As part of the process, Beijing releases the figure that will be spent on its military for the year. The Chinese fiscal year runs from Jan. 1 to Dec. 31, but Beijing releases its defense budget numbers in March, a few months into the fiscal year.
This month, the Chinese announced that their 2021 defense budget is going to be $1.35 trillion yuan, an increase of 6.8% over the 2020 budget. That’s on top of a budget that grew by 6.6% and 7.5% in the past two years and has experienced consistent recent growth.
It reflects the extraordinary importance the Chinese Communist Party has put on modernizing and growing the capacity, capability, and readiness of the People’s Liberation Army. In the past decade, Beijing’s reported defense budget has more than doubled, from about 600 billion yuan in 2011 to 1.35 trillion yuan in 2021.
It’s worth noting that these are just the reported numbers, reflective of what the Chinese Communist Party wants the world to believe about its defense budget, not a full nor transparent picture.

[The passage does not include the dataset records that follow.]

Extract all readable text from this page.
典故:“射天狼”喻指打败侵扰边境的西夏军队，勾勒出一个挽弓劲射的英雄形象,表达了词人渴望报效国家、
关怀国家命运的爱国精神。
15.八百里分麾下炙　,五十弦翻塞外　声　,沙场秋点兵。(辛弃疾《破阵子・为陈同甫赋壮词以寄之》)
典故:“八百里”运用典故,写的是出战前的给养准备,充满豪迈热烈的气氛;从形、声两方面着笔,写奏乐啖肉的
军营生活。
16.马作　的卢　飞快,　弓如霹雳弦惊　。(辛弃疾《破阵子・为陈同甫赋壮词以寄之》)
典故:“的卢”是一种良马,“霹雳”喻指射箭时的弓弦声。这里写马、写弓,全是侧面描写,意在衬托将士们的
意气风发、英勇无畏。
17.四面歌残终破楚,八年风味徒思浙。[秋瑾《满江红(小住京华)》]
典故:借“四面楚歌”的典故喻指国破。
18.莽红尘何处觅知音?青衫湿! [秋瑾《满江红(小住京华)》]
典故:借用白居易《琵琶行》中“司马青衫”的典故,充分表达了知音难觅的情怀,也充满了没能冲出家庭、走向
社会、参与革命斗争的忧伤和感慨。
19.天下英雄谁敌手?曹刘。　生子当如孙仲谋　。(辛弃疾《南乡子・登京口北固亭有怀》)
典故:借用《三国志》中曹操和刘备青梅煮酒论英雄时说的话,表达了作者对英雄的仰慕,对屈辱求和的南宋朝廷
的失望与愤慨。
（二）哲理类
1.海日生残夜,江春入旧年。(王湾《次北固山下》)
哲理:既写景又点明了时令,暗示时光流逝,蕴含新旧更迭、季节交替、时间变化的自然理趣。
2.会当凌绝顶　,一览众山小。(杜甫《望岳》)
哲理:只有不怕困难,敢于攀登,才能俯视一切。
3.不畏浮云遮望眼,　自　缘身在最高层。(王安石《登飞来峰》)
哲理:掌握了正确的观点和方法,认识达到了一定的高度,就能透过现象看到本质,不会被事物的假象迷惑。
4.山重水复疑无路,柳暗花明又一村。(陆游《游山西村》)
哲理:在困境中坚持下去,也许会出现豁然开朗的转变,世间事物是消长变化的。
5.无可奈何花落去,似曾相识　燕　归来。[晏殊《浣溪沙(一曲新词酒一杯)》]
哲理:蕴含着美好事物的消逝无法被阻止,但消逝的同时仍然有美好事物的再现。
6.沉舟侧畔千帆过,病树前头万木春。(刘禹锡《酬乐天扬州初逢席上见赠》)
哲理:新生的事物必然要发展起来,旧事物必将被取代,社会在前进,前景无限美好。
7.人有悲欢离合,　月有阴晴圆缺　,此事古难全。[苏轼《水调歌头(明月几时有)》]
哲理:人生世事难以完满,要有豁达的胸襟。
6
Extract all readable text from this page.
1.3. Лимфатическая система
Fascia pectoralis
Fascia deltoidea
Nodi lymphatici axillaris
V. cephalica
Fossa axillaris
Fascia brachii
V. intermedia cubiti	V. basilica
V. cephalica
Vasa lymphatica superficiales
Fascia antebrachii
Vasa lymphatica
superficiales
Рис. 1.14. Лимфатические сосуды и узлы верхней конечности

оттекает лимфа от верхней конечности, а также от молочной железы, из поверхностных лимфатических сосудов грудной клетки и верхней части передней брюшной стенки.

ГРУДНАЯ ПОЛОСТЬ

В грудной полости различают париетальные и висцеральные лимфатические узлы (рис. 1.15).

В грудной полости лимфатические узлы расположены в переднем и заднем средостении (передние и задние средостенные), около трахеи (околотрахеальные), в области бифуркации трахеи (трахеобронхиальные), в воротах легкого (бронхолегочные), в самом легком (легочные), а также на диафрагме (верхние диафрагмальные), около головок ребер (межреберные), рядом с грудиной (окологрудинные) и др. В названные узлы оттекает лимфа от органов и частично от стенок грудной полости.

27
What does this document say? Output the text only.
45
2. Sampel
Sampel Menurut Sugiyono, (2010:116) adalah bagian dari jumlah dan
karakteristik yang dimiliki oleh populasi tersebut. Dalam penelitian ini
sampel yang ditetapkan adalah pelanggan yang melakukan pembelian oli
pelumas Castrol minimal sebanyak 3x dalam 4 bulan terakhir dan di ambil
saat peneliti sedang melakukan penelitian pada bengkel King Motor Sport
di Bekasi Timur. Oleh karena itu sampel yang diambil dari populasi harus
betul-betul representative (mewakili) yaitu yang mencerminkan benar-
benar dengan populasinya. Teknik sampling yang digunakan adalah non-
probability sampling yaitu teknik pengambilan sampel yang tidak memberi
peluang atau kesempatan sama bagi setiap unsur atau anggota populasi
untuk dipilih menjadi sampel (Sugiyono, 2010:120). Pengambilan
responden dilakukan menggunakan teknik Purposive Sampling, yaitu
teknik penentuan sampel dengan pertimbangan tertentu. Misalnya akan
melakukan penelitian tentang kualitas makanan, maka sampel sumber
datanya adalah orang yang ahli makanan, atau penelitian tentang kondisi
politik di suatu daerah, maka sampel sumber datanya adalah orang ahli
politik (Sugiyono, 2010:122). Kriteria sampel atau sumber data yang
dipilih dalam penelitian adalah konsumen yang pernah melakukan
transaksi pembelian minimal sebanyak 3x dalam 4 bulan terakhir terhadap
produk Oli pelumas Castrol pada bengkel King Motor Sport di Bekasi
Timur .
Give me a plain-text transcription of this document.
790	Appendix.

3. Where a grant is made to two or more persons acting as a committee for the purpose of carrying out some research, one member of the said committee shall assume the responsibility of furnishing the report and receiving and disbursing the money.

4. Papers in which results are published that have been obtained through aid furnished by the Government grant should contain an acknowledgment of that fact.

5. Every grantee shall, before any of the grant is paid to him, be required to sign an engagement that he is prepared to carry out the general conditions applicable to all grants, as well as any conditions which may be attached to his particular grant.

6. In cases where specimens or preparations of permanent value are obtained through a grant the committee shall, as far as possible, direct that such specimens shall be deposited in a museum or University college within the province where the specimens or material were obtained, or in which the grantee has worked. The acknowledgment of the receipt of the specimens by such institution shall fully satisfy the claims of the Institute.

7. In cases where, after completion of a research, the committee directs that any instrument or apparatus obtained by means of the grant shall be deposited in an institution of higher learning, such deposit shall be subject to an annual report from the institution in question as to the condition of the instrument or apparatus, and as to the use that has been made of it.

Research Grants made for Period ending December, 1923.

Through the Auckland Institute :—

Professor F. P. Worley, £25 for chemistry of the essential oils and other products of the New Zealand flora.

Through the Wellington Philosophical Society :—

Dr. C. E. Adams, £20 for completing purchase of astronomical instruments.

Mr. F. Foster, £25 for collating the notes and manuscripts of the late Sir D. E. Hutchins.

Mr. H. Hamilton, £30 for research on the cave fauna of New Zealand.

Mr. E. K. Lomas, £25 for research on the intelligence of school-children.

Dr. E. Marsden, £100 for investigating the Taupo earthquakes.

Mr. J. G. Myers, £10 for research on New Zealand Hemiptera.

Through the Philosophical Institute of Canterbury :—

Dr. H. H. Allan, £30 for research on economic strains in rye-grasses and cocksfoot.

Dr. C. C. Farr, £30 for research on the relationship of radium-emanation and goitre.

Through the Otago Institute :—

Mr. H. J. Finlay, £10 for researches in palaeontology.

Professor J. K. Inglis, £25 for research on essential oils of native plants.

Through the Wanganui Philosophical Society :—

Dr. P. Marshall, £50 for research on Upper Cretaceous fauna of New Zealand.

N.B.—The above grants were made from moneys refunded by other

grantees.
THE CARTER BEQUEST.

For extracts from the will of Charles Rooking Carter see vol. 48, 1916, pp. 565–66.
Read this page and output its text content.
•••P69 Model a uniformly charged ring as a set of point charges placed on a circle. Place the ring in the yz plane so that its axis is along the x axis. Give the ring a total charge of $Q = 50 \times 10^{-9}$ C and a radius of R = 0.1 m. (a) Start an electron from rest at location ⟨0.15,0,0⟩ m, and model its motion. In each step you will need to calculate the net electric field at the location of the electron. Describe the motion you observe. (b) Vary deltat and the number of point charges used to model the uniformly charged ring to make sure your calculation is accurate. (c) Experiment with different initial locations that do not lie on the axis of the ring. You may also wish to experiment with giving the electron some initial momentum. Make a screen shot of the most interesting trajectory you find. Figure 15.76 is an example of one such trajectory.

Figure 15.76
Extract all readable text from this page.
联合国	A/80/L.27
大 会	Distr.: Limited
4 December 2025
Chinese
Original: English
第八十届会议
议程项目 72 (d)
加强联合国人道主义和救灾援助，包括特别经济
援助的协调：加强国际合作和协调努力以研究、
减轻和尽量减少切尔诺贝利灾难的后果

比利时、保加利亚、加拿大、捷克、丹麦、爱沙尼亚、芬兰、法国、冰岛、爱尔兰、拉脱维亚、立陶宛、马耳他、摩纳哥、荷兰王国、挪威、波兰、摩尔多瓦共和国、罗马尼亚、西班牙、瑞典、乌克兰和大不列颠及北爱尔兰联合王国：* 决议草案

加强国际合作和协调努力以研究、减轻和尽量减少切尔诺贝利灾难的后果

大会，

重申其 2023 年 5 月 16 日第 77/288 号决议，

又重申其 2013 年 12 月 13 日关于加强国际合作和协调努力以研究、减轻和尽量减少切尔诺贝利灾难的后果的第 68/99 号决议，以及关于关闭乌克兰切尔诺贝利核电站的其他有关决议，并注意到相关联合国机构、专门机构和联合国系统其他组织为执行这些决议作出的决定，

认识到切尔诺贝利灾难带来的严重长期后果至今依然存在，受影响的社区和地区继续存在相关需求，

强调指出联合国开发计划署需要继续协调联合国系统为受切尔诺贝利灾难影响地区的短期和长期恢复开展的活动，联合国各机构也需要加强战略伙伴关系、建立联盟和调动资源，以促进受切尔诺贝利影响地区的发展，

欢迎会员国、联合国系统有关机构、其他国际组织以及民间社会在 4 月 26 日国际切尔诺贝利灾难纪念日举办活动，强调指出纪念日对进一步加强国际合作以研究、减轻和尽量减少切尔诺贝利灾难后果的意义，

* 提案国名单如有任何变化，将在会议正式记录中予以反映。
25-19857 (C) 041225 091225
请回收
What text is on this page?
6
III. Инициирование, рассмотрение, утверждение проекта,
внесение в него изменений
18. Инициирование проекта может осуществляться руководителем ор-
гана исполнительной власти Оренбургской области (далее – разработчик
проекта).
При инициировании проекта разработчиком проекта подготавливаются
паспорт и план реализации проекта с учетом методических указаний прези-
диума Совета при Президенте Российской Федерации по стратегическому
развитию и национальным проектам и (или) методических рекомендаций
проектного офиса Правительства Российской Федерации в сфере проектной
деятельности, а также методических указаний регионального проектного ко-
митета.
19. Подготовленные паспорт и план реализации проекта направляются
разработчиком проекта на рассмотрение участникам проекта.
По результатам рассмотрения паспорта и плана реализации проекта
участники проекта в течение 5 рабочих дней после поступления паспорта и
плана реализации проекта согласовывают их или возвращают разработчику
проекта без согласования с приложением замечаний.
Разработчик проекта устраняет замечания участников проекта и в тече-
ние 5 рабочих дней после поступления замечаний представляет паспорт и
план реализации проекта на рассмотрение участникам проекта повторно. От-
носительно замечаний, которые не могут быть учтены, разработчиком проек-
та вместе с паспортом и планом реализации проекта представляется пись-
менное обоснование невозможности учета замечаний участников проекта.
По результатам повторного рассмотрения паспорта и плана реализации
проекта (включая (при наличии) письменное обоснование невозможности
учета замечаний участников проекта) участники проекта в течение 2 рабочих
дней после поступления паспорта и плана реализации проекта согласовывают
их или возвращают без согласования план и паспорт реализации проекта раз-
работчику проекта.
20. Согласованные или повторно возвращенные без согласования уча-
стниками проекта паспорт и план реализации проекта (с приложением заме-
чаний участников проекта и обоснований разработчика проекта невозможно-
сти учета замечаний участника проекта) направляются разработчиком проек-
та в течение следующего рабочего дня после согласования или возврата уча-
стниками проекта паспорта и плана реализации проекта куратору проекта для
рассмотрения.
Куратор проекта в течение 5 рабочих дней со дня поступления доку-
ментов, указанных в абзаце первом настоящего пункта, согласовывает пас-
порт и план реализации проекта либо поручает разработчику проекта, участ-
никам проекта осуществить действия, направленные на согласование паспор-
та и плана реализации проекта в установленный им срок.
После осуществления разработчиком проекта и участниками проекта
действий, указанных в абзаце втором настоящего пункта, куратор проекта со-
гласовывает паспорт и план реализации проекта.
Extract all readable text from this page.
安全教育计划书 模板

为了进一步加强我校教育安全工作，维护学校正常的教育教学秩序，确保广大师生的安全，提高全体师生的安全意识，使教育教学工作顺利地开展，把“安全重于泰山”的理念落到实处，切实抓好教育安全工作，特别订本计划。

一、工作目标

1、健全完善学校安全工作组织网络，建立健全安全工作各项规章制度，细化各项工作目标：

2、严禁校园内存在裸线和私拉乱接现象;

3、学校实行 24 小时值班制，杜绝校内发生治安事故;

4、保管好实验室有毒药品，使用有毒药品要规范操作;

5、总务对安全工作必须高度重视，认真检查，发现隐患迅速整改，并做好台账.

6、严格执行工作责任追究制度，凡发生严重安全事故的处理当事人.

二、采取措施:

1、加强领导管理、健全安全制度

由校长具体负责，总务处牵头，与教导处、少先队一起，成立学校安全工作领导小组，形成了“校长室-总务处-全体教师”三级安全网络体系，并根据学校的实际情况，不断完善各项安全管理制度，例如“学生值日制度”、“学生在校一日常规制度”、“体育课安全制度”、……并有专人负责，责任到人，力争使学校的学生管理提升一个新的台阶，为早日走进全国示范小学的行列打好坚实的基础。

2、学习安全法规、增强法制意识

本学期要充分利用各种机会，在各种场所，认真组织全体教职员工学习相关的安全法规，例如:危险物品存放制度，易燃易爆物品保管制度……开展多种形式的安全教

As Heritage Foundation research has shown, there are major challenges with getting a complete picture of the Chinese defense budget and converting it to dollars.
Just one challenge analysts face in making budget comparisons is that the Chinese Communist Party routinely omits some important categories of expenditures from its defense budget that are considered fundamental parts of the defense budget of most other nations—mainly, its research and development spending.
It also does not include the People’s Armed Police, a force estimated at between 400,000 and 800,000 and directly under the Central Military Commission since 2018.
Additionally, there is the inherent challenge of understanding the Chinese defense budget in the context of world expenditures; that is, converting yuan to dollars.
The uninformed will be tempted to simply convert the number into dollars using a market exchange rate and thus arrive at a result close to $200 billion.
Market exchange rates can be useful to understand the relative cost of goods travelling across country lines, but exchange rates are poor tools to compare purchases locally done in the local currency without much pressure from a global market, as is the case for most goods and services bought with a country’s defense budget.
For that, the purchasing-power parity index—an index that measures how far your dollar can go in a country—provides a more precise picture.
Just moving the conversion method from the market exchange rate to the purchasing-power parity index, an internationally established metric, changes the Chinese reported defense budget by 50% to $321 billion, opposed to the widely reported $208 billion.
More importantly than the method of conversion that brings more clarity to the debate is the information that we can glean from the announced defense budget.
The message being sent to the world by the communists is clear: The People’s Liberation Army is going to continue its expansion.
Meanwhile, there’s much speculation that the United States’ next defense budget (2022) will be held flat at the 2021 level, resulting in a loss of about $15 billion in purchasing power due to inflation. It’s a curious reaction from a political leadership that professes to make countering China’s expansion a priority.
The Chinese have been playing catch-up, trying to match our military capabilities, and their recent announced budget is a good reminder of their progress and plans.
We should not make it easier for them. We should continue to invest properly in our national defense.